On Sat, 5 Dec 2009, Juliet Hannah wrote:
Your R code looks correct.
There are a couple of hiccups.
First the degrees of freedom for the partial correlation would be wrong
even if there was no missing data.
Because this is a straightforward calculation, I would be surprised if there
were any differences with SPSS.
There are differences. SPSS seems to use the correlation matrix computed
with a pairwise present method and compute partial correlations from that.
Following
http://wiki.r-project.org/rwiki/doku.php?id=tips:data-matrices:part_corr
R.pp <- cor(cbind(x,y,z1,z2),use='pair')
R.comp <- cor(cbind(x,y,z1,z2),use='complete')
Rinv <- solve(R.pp)
D <- diag(1 / sqrt(diag(Rinv)))
P <- -D %*% Rinv %*% D
P[1,2]
[1] 0.4596122
Rinv <- solve(R.comp)
D <- diag(1 / sqrt(diag(Rinv)))
P <- -D %*% Rinv %*% D
P[1,2]
[1] 0.657214
The pairwise present value seems to be what SPSS is reporting.

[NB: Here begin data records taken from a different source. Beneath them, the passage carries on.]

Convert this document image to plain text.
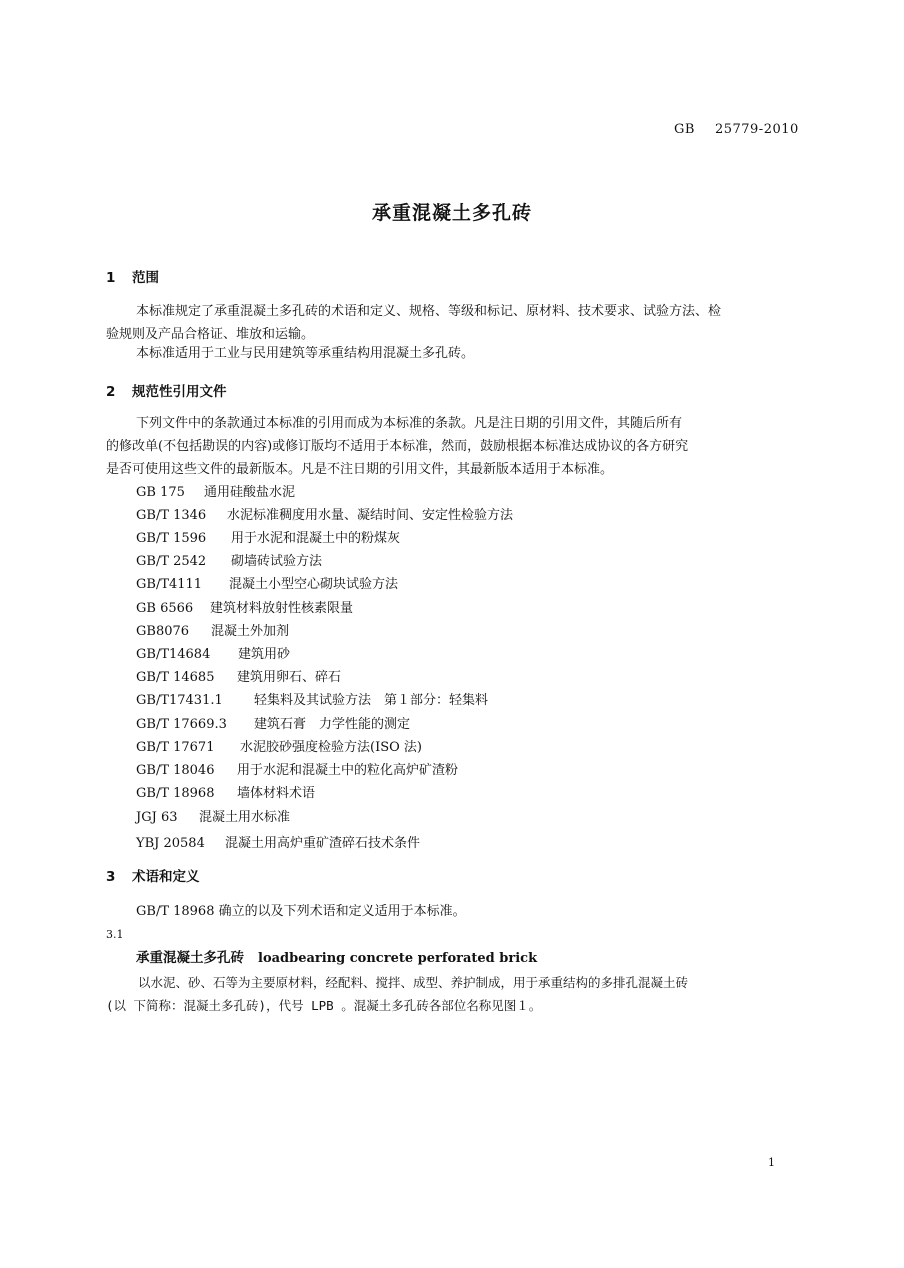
GB 25779-2010
承重混凝土多孔砖
1 范围
本标准规定了承重混凝土多孔砖的术语和定义、规格、等级和标记、原材料、技术要求、试验方法、检
验规则及产品合格证、堆放和运输。
本标准适用于工业与民用建筑等承重结构用混凝土多孔砖。
2 规范性引用文件
下列文件中的条款通过本标准的引用而成为本标准的条款。凡是注日期的引用文件，其随后所有
的修改单(不包括勘误的内容)或修订版均不适用于本标准，然而，鼓励根据本标准达成协议的各方研究
是否可使用这些文件的最新版本。凡是不注日期的引用文件，其最新版本适用于本标准。
GB 175 通用硅酸盐水泥
GB/T 1346 水泥标准稠度用水量、凝结时间、安定性检验方法
GB/T 1596 用于水泥和混凝土中的粉煤灰
GB/T 2542 砌墙砖试验方法
GB/T4111 混凝土小型空心砌块试验方法
GB 6566 建筑材料放射性核素限量
GB8076 混凝土外加剂
GB/T14684 建筑用砂
GB/T 14685 建筑用卵石、碎石
GB/T17431.1 轻集料及其试验方法　第１部分：轻集料
GB/T 17669.3 建筑石膏　力学性能的测定
GB/T 17671 水泥胶砂强度检验方法(ISO 法)
GB/T 18046 用于水泥和混凝土中的粒化高炉矿渣粉
GB/T 18968 墙体材料术语
JGJ 63 混凝土用水标准
YBJ 20584 混凝土用高炉重矿渣碎石技术条件
3 术语和定义
GB/T 18968 确立的以及下列术语和定义适用于本标准。
3.1
承重混凝土多孔砖 loadbearing concrete perforated brick
以水泥、砂、石等为主要原材料，经配料、搅拌、成型、养护制成，用于承重结构的多排孔混凝土砖
(以 下简称：混凝土多孔砖)，代号 LPB 。混凝土多孔砖各部位名称见图１。
1
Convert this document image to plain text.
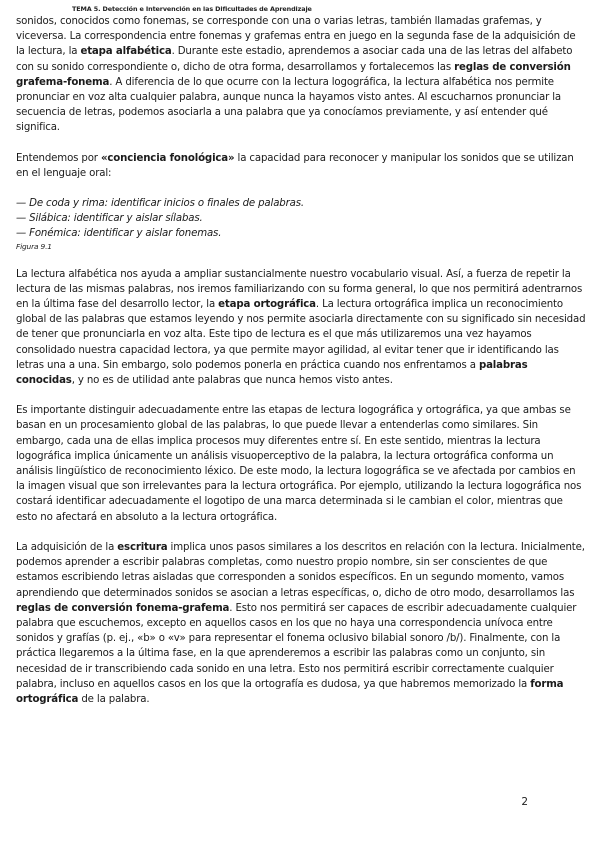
TEMA 5. Detección e Intervención en las Dificultades de Aprendizaje

sonidos, conocidos como fonemas, se corresponde con una o varias letras, también llamadas grafemas, y viceversa. La correspondencia entre fonemas y grafemas entra en juego en la segunda fase de la adquisición de la lectura, la etapa alfabética. Durante este estadio, aprendemos a asociar cada una de las letras del alfabeto con su sonido correspondiente o, dicho de otra forma, desarrollamos y fortalecemos las reglas de conversión grafema-fonema. A diferencia de lo que ocurre con la lectura logográfica, la lectura alfabética nos permite pronunciar en voz alta cualquier palabra, aunque nunca la hayamos visto antes. Al escucharnos pronunciar la secuencia de letras, podemos asociarla a una palabra que ya conocíamos previamente, y así entender qué significa.

Entendemos por «conciencia fonológica» la capacidad para reconocer y manipular los sonidos que se utilizan en el lenguaje oral:

— De coda y rima: identificar inicios o finales de palabras.

— Silábica: identificar y aislar sílabas.

— Fonémica: identificar y aislar fonemas.

Figura 9.1

La lectura alfabética nos ayuda a ampliar sustancialmente nuestro vocabulario visual. Así, a fuerza de repetir la lectura de las mismas palabras, nos iremos familiarizando con su forma general, lo que nos permitirá adentrarnos en la última fase del desarrollo lector, la etapa ortográfica. La lectura ortográfica implica un reconocimiento global de las palabras que estamos leyendo y nos permite asociarla directamente con su significado sin necesidad de tener que pronunciarla en voz alta. Este tipo de lectura es el que más utilizaremos una vez hayamos consolidado nuestra capacidad lectora, ya que permite mayor agilidad, al evitar tener que ir identificando las letras una a una. Sin embargo, solo podemos ponerla en práctica cuando nos enfrentamos a palabras conocidas, y no es de utilidad ante palabras que nunca hemos visto antes.

Es importante distinguir adecuadamente entre las etapas de lectura logográfica y ortográfica, ya que ambas se basan en un procesamiento global de las palabras, lo que puede llevar a entenderlas como similares. Sin embargo, cada una de ellas implica procesos muy diferentes entre sí. En este sentido, mientras la lectura logográfica implica únicamente un análisis visuoperceptivo de la palabra, la lectura ortográfica conforma un análisis lingüístico de reconocimiento léxico. De este modo, la lectura logográfica se ve afectada por cambios en la imagen visual que son irrelevantes para la lectura ortográfica. Por ejemplo, utilizando la lectura logográfica nos costará identificar adecuadamente el logotipo de una marca determinada si le cambian el color, mientras que esto no afectará en absoluto a la lectura ortográfica.

La adquisición de la escritura implica unos pasos similares a los descritos en relación con la lectura. Inicialmente, podemos aprender a escribir palabras completas, como nuestro propio nombre, sin ser conscientes de que estamos escribiendo letras aisladas que corresponden a sonidos específicos. En un segundo momento, vamos aprendiendo que determinados sonidos se asocian a letras específicas, o, dicho de otro modo, desarrollamos las reglas de conversión fonema-grafema. Esto nos permitirá ser capaces de escribir adecuadamente cualquier palabra que escuchemos, excepto en aquellos casos en los que no haya una correspondencia unívoca entre sonidos y grafías (p. ej., «b» o «v» para representar el fonema oclusivo bilabial sonoro /b/). Finalmente, con la práctica llegaremos a la última fase, en la que aprenderemos a escribir las palabras como un conjunto, sin necesidad de ir transcribiendo cada sonido en una letra. Esto nos permitirá escribir correctamente cualquier palabra, incluso en aquellos casos en los que la ortografía es dudosa, ya que habremos memorizado la forma ortográfica de la palabra.

2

The complete cases values is nearly (but not the same as) what you got.
A real issue here is how to usefully compute and test partial
correlations in the presence of missing data. If you want to persue that,
I would suggest opening a new thread with a subject line like 'partial
correlations with missing observations'
HTH,
Chuck
It may be worthwhile to check
if SPSS gives partial correlations or semipartial correlations. For example,
if you take the correlation between
py <- resid(lm(y ~ z1 + z2,data=mydat2))
and
x
where mydat2 has missing values removed, you get 0.47.
On Tue, Dec 1, 2009 at 8:24 PM, dadrivr <dadr...@gmail.com> wrote:
I am trying to calculate a partial correlation and p-values. Unfortunately,
the results in R are different than what SPSS gives.
Here is an example in R (calculating the partial correlation of x and y,
controlling for z1 and z2):
x <- c(1,20,14,30,9,4,8)
y <- c(5,6,7,9,NA,10,6)
z1 <- c(13,8,16,14,26,13,20)
z2 <- c(12,NA,2,5,8,16,13)
fmx <- lm(x ~ z1 + z2, na.action = na.exclude)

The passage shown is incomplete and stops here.